Even its architect, Rudy Ricciotti, personifies the mish-mash that is Marseille: he's French, of Italian origin and born in Algeria.
The latticework covering parts of the building screens a walkway around the perimeter that is open to the public. A stroke of genius was to connect this walkway to a bridge linking the ultramodern MuCEM to the 17th-century Fort St-Jean on the hilltop behind it.
In MuCEM's more audacious neighbour, Villa Méditerranée, Italian architect Stefano Boeri has created a giant chunky letter C, with the lower curve submerged under a newly created moat and the upper curve a 40m-long cantilever jutting towards the sea. Glass-bottomed patches of floor-space in the overhanging level give glimpses of the pool of water beneath. The panoramic viewpoint and permanent exhibitions are free, but the very French nature of the cultural events scheduled (debates, documentaries, concerts) could make it less inclusive for those without a decent grasp of the language.
Even with delays and ubiquitous construction cranes, Marseille could end up doing a London Olympics and surpassing everyone's expectations.
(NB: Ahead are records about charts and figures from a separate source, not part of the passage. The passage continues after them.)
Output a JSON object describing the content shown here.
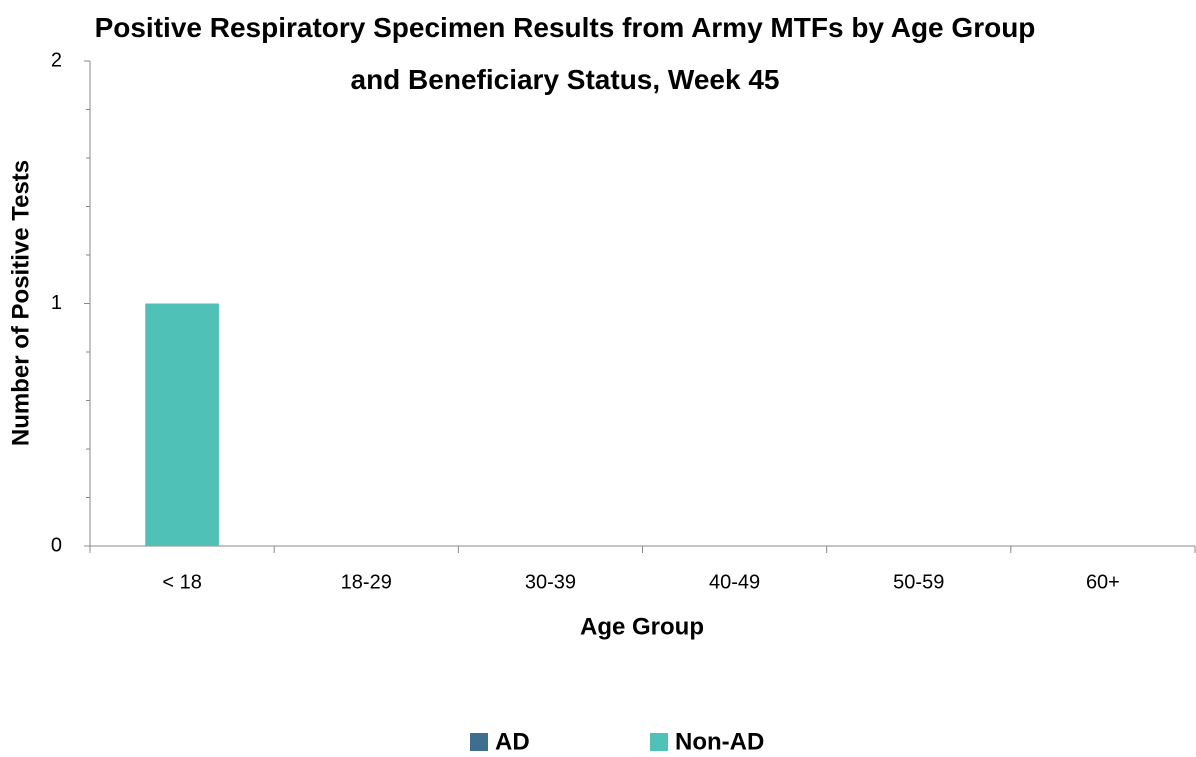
{
  "chart_data": {
    "type": "bar",
    "stacked": true,
    "title": "Positive Respiratory Specimen Results from Army MTFs by Age Group and Beneficiary Status, Week 45",
    "xlabel": "Age Group",
    "ylabel": "Number of Positive Tests",
    "categories": [
      "< 18",
      "18-29",
      "30-39",
      "40-49",
      "50-59",
      "60+"
    ],
    "series": [
      {
        "name": "AD",
        "color": "#3e6f8e",
        "values": [
          0,
          0,
          0,
          0,
          0,
          0
        ]
      },
      {
        "name": "Non-AD",
        "color": "#4fc1b7",
        "values": [
          1,
          0,
          0,
          0,
          0,
          0
        ]
      }
    ],
    "ylim": [
      0,
      2
    ],
    "yticks": [
      0,
      1,
      2
    ],
    "minor_yticks": [
      0.2,
      0.4,
      0.6,
      0.8,
      1.2,
      1.4,
      1.6,
      1.8
    ],
    "grid": false,
    "legend": "bottom"
  }
}
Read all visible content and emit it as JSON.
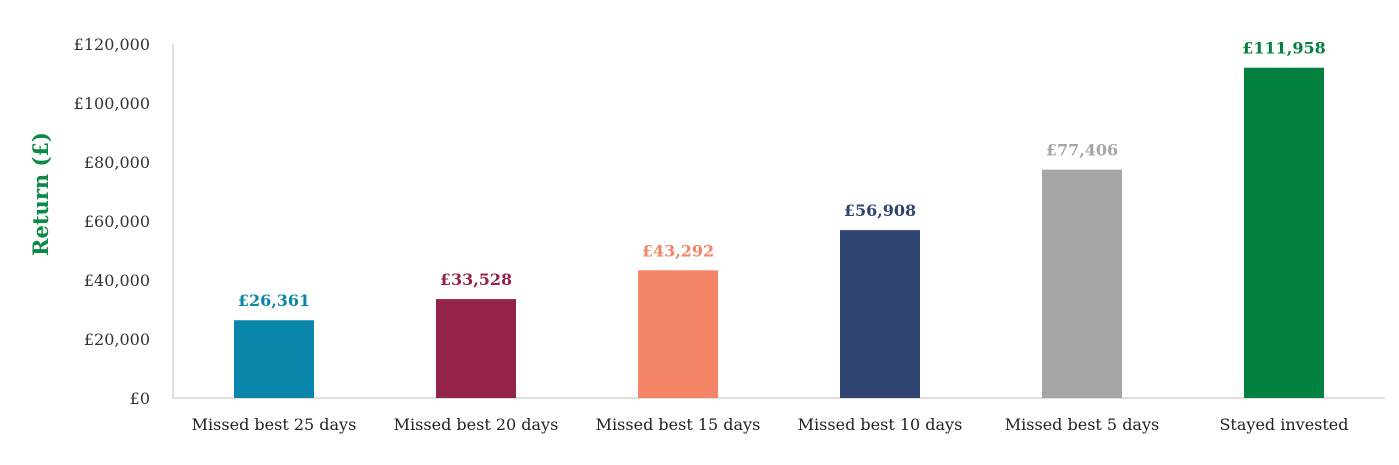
{
  "chart_data": {
    "type": "bar",
    "title": "",
    "xlabel": "",
    "ylabel": "Return (£)",
    "ylabel_color": "#0b8a47",
    "ylim": [
      0,
      120000
    ],
    "yticks": [
      0,
      20000,
      40000,
      60000,
      80000,
      100000,
      120000
    ],
    "ytick_labels": [
      "£0",
      "£20,000",
      "£40,000",
      "£60,000",
      "£80,000",
      "£100,000",
      "£120,000"
    ],
    "grid": false,
    "legend": "none",
    "categories": [
      "Missed best 25 days",
      "Missed best 20 days",
      "Missed best 15 days",
      "Missed best 10 days",
      "Missed best 5 days",
      "Stayed invested"
    ],
    "values": [
      26361,
      33528,
      43292,
      56908,
      77406,
      111958
    ],
    "value_labels": [
      "£26,361",
      "£33,528",
      "£43,292",
      "£56,908",
      "£77,406",
      "£111,958"
    ],
    "colors": [
      "#0a86aa",
      "#93224c",
      "#f48566",
      "#304472",
      "#a6a6a6",
      "#028040"
    ]
  }
}
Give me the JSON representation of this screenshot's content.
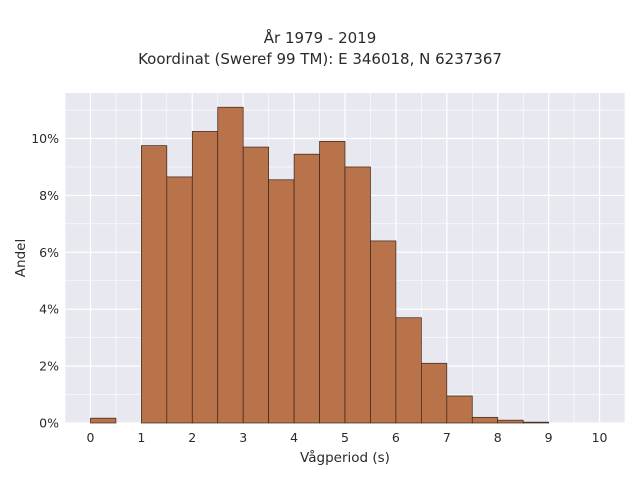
{
  "chart_data": {
    "type": "bar",
    "title": "År 1979 - 2019",
    "subtitle": "Koordinat (Sweref 99 TM): E 346018, N 6237367",
    "xlabel": "Vågperiod (s)",
    "ylabel": "Andel",
    "bin_width": 0.5,
    "bins_start": [
      0,
      1,
      1.5,
      2,
      2.5,
      3,
      3.5,
      4,
      4.5,
      5,
      5.5,
      6,
      6.5,
      7,
      7.5,
      8,
      8.5
    ],
    "values": [
      0.17,
      9.75,
      8.65,
      10.25,
      11.1,
      9.7,
      8.55,
      9.45,
      9.9,
      9.0,
      6.4,
      3.7,
      2.1,
      0.95,
      0.2,
      0.1,
      0.03
    ],
    "xlim": [
      -0.5,
      10.5
    ],
    "ylim": [
      0,
      11.6
    ],
    "x_ticks": [
      "0",
      "1",
      "2",
      "3",
      "4",
      "5",
      "6",
      "7",
      "8",
      "9",
      "10"
    ],
    "y_ticks": [
      "0%",
      "2%",
      "4%",
      "6%",
      "8%",
      "10%"
    ],
    "grid": true,
    "colors": {
      "bar_fill": "#b8734a",
      "bar_stroke": "#3a2418",
      "plot_bg": "#e8e8f1",
      "grid": "#ffffff"
    }
  }
}
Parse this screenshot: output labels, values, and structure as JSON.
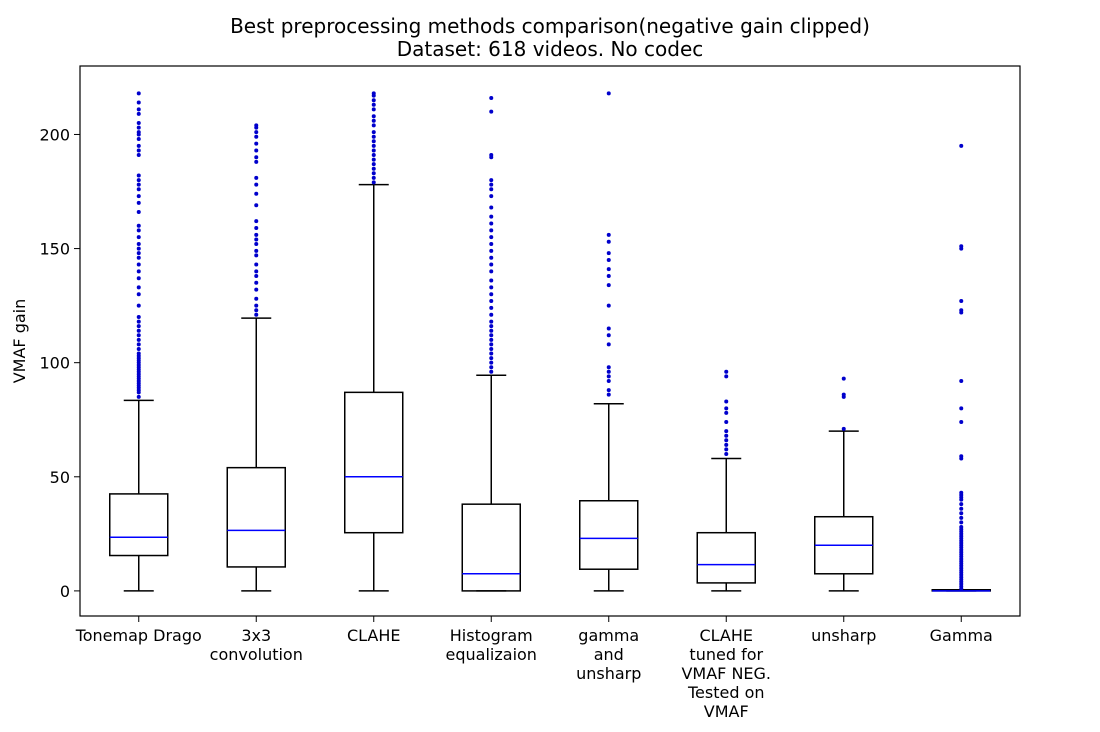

That's already evident in the Vieux Port, where traffic has been tamed and the waterfront teems with people rediscovering their own city. Norman Foster's Ombrière, a giant, flat, mirrored sunshade (pictured) 6m above the ground at the water's edge, instantly captivates as people can't help but stare up and marvel at a world turned upside down. Which is exactly what the city of Marseille needed.